Retrospective Nationwide Inpatient Sample (NIS) study.


To determine national trends in prevalence, risk factors and mortality for vertebral column fracture (VCF) and spinal cord injury (SCI) patients with and without acute respiratory distress syndrome/acute lung injury (ARDS/ALI).


United States of America, 1988 to 2008.


The NIS was utilized to select 284‚ÄČ612 admissions for VCF with and without acute SCI from 1988 to 2008 based on ICD-9-CM. The data were stratified for in-hospital complications of ARDS/ALI.

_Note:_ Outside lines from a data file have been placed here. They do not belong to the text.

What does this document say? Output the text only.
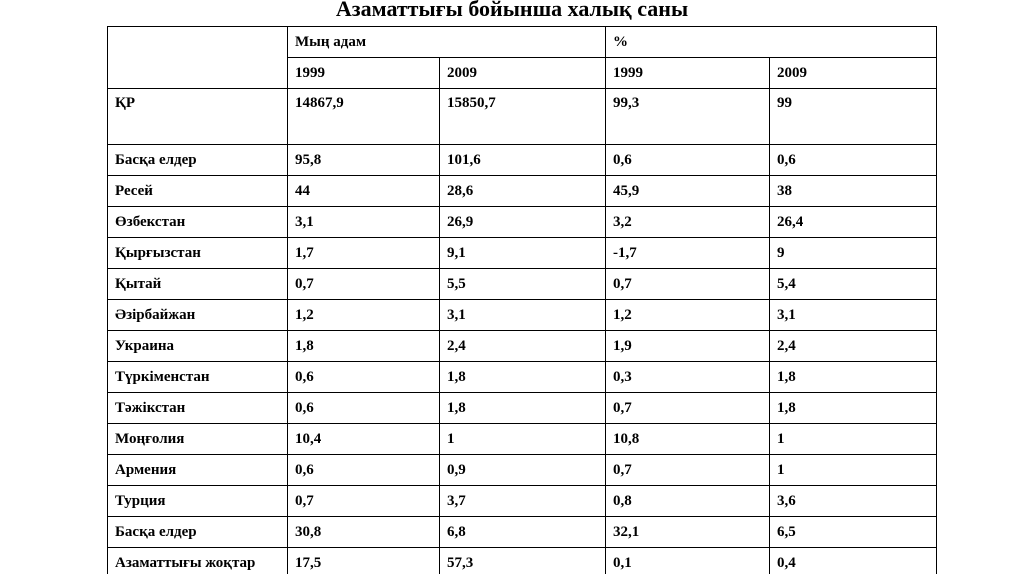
Азаматтығы бойынша халық саны
	Мың адам		%	
	1999	2009	1999	2009
ҚР	14867,9	15850,7	99,3	99
Басқа елдер	95,8	101,6	0,6	0,6
Ресей	44	28,6	45,9	38
Өзбекстан	3,1	26,9	3,2	26,4
Қырғызстан	1,7	9,1	-1,7	9
Қытай	0,7	5,5	0,7	5,4
Әзірбайжан	1,2	3,1	1,2	3,1
Украина	1,8	2,4	1,9	2,4
Түркіменстан	0,6	1,8	0,3	1,8
Тәжікстан	0,6	1,8	0,7	1,8
Моңғолия	10,4	1	10,8	1
Армения	0,6	0,9	0,7	1
Турция	0,7	3,7	0,8	3,6
Басқа елдер	30,8	6,8	32,1	6,5
Азаматтығы жоқтар	17,5	57,3	0,1	0,4
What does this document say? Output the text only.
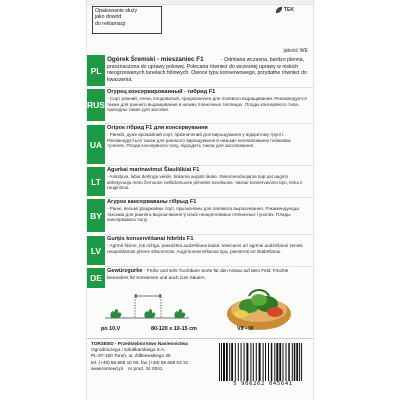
Opakowanie służy
jako dowód
do reklamacji
TEK
jakość WE
PL
Ogórek Śremski - mieszaniec F1	- Odmiana wczesna, bardzo plenna, przeznaczona do uprawy polowej. Polecana również do wczesnej uprawy w niskich nieogrzewanych tunelach foliowych. Owoce typu konserwowego, przydatne również do kwaszenia.
RUS
Огурец консервированный - гибрид F1
- Сорт ранний, очень плодовитый, предназначен для полевого выращивания. Рекомендуется также для раннего выращивания в низких пленочных теплицах. Плоды консервного типа, пригодны также для засолки.
UA
Огірок гібрид F1 для консервування
- Ранній, дуже врожайний сорт, призначений для вирощування у відкритому ґрунті. Рекомендується також для раннього вирощування в низьких неопалюваних плівкових тунелях. Плоди консервного типу, підходять також для засолювання.
LT
Agurkai marinavimui Šiauliškiai F1
- Ankstyva, labai derlinga veislė, tinkama auginti lauke. Rekomenduojama taip pat auginti ankstyvuoju metu žemuose nešildomuose plėvelės tuneliuose. Vaisiai konservavimo tipo, tinka ir rauginimui.
BY
Агурок кансерваваны гібрыд F1
- Ранні, вельмі ўраджайны сорт, прызначаны для палявога вырошчвання. Рэкамендуецца таксама для ранняга вырошчвання ў нізкіх неацяпляемых плёначных тунэлях. Плады кансервавага тыпу.
LV
Gurķis konservēšanai hibrīds F1
- Agrīnā šķirne, ļoti ražīga, paredzēta audzēšanai laukā. Ieteicams arī agrīnai audzēšanai zemās neapsildāmās plēves siltumnīcās. Augļi konservēšanas tipa, piemēroti arī skābēšanai.
DE
Gewürzgurke - Frühe und sehr fruchtbare Sorte für den Anbau auf dem Feld. Früchte besonders für Konserven und auch zum Säuern.
po 10,V	80-120 x 10-15 cm	VII - IX
TORSEED - Przedsiębiorstwo Nasiennictwa
Ogrodniczego i Szkółkarskiego S.A.
PL-87-100 Toruń, ul. Żółkiewskiego 35
tel. (+48) 56 658 10 00, fax (+48) 56 659 03 31
www.torseed.pl nr prod. 34 0041
5 906262 045641
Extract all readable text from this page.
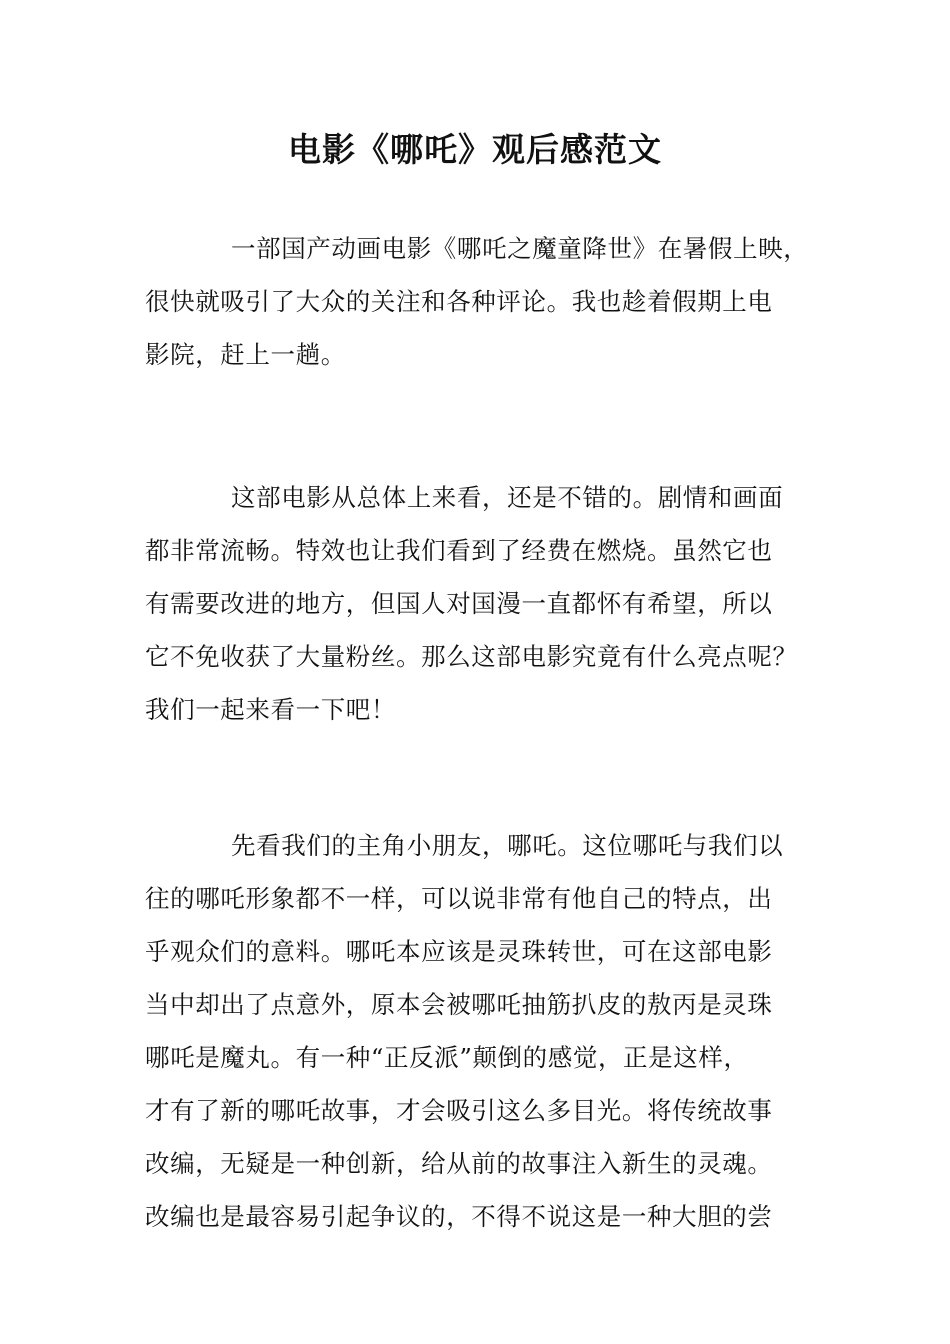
电影《哪吒》观后感范文
一部国产动画电影《哪吒之魔童降世》在暑假上映，
很快就吸引了大众的关注和各种评论。我也趁着假期上电
影院，赶上一趟。
这部电影从总体上来看，还是不错的。剧情和画面
都非常流畅。特效也让我们看到了经费在燃烧。虽然它也
有需要改进的地方，但国人对国漫一直都怀有希望，所以
它不免收获了大量粉丝。那么这部电影究竟有什么亮点呢？
我们一起来看一下吧！
先看我们的主角小朋友，哪吒。这位哪吒与我们以
往的哪吒形象都不一样，可以说非常有他自己的特点，出
乎观众们的意料。哪吒本应该是灵珠转世，可在这部电影
当中却出了点意外，原本会被哪吒抽筋扒皮的敖丙是灵珠
哪吒是魔丸。有一种“正反派”颠倒的感觉，正是这样，
才有了新的哪吒故事，才会吸引这么多目光。将传统故事
改编，无疑是一种创新，给从前的故事注入新生的灵魂。
改编也是最容易引起争议的，不得不说这是一种大胆的尝
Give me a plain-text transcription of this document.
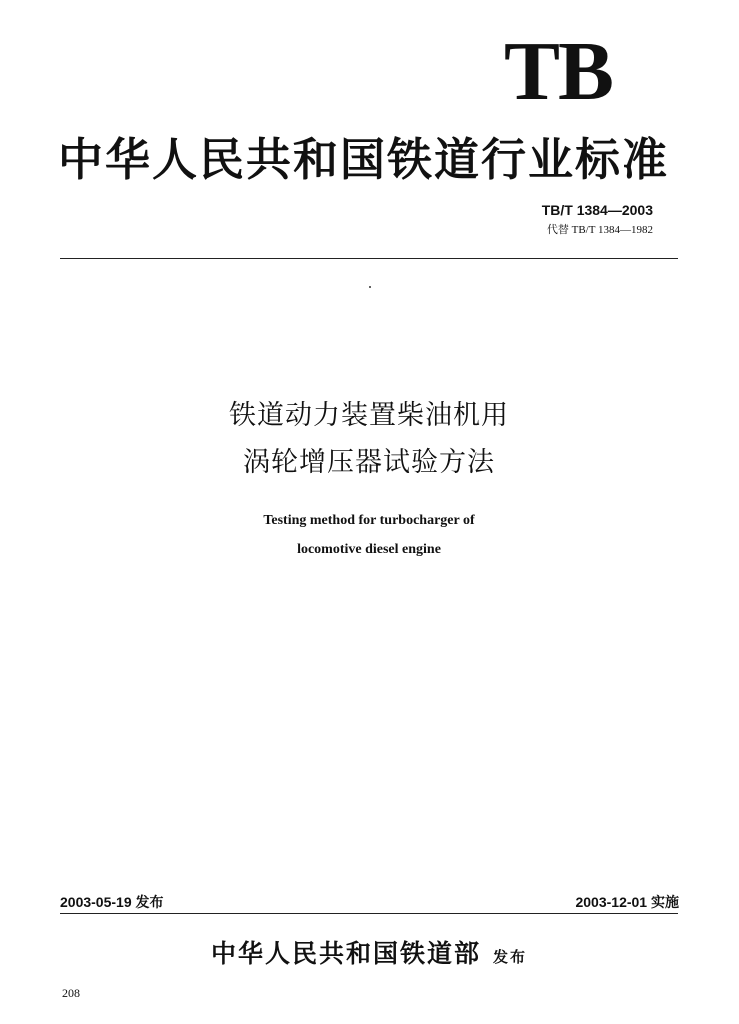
TB
中华人民共和国铁道行业标准
TB/T 1384—2003
代替 TB/T 1384—1982
铁道动力装置柴油机用
涡轮增压器试验方法
Testing method for turbocharger of
locomotive diesel engine
2003-05-19 发布	2003-12-01 实施
中华人民共和国铁道部 发布
208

Patients with SCI were more likely to develop ARDS/ALI compared with those without (odds ratio (OR): 4.9, 95% confidence interval (CI) 4.7-5.2, P<0.001). Compared with patients with lumbar fractures, those with cervical, thoracic and sacral fractures were more likely to develop ARDS/ALI (P<0.001). ARDS/ALI was statistically more prevalent (P<0.01) in VCF/SCI patients with epilepsy, sepsis, cardiac arrest, congestive heart failure (CHF), hypertension, chronic obstructive pulmonary disease and metabolic disorders. Patients with female gender, surgery at rural practice setting, and coronary artery disease and diabetes were less likely to develop ARDS/ALI (P<0.001). VCF/SCI patients who developed ARDS/ALI were more likely to die in-hospital than those without ARDS/ALI (OR 6.5, 95% CI 6.0-7.1, P<0.001). Predictors of in-hospital mortality after VCF/SCI include: older age, male sex, epilepsy, sepsis, hypertension, CHF, chronic obstructive pulmonary disease and liver disease. Patients who developed ARDS/ALI stayed a mean of 25 hospital days (30-440 days) while patients without ARDS/ALI stayed a mean of 6 days (7-868 days, P<0.001).


Our analysis demonstrates that SCI patients are more at risk for ARDS/ALI, which carries a significantly higher risk of mortality.